An Evaluation of Knowledge Discovery Techniques for ‘Big’ Transportation Data

Electric vehicle charging station on UBs north campus.

As an extension of the work that was completed for year one funding related to “Developing Highway Safety Performance Metrics in an Advanced Connected Vehicle Environment Utilizing Near-Crash Events from the SHRP 2 Naturalistic Driving Study” CUBRC intends to investigate the application of knowledge discovery (KD) techniques to analyze the data that was compiled in year one in relation to other ‘big’ transportation data sets. The title for the new work will be “An Evaluation of Knowledge Discovery (KDD) Techniques for ‘Big’ Transportation Data.” It is envisioned that CUBRC will complete work under the following tasks.

Task 1 - Literature Review

CUBRC will review and compile literature related to knowledge discovery and data mining with a specific emphasis on massive data its applications for transportation data. The literature will include peer reviewed research articles as well reports published by government and private agencies. The findings from the literature review will aid in identifying and applying KD techniques for the analysis of the collected data, as well as provide context for the final report.

Task 2 – Data Compilation

In order to evaluate potential KD techniques for transportation data, CUBRC will collect and compile a variety of ‘big’ datasets. These datasets will be selected from the large number of crash related datasets currently available and will include the SHRP 2 NDS data obtained from year one. While the majority of the available datasets are structured, we will investigate the inclusion of non-traditional unstructured datasets (i.e. video, social media, weather).

Task 3 - Evaluation of Effectiveness of KD Techniques

After identifying and accessing the databases to be used, CUBRC will create a common data model for the collected data. This task will consist of creating ontologies for data elements of interest (i.e. crash types) as well as align the data sets. CUBRC will then create metrics to evaluate the usefulness and added worth of utilizing a KD framework for future transportation research with massive data. We will summarize and report the findings of this task in the final report.

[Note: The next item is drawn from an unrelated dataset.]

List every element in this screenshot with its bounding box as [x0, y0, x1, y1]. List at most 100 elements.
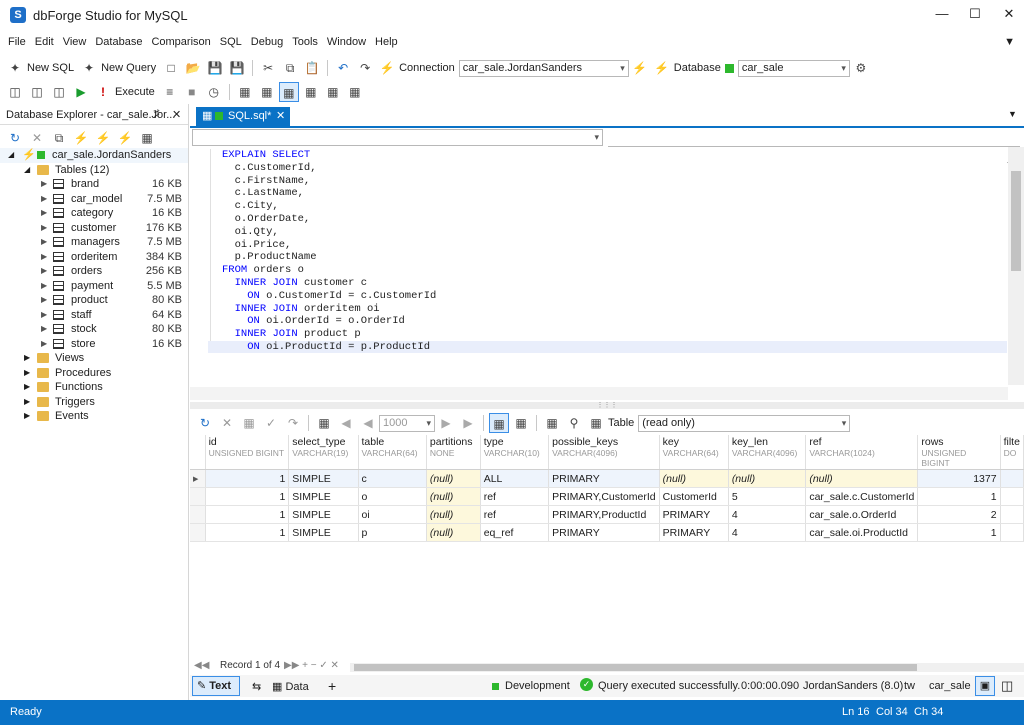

Task 4 - Project Management and Reporting

We recognize that no matter how significant or accurate the findings of this study, they will have only limited value if they are not adequately documented and disseminated. With this in mind we will provide the UB with quarterly progress reports throughout the project and produce a final report. The final report will include the key points from each of the tasks as well as issues and problems encountered during their performance. A draft final report will be submitted for review and comments and revised per the feedback.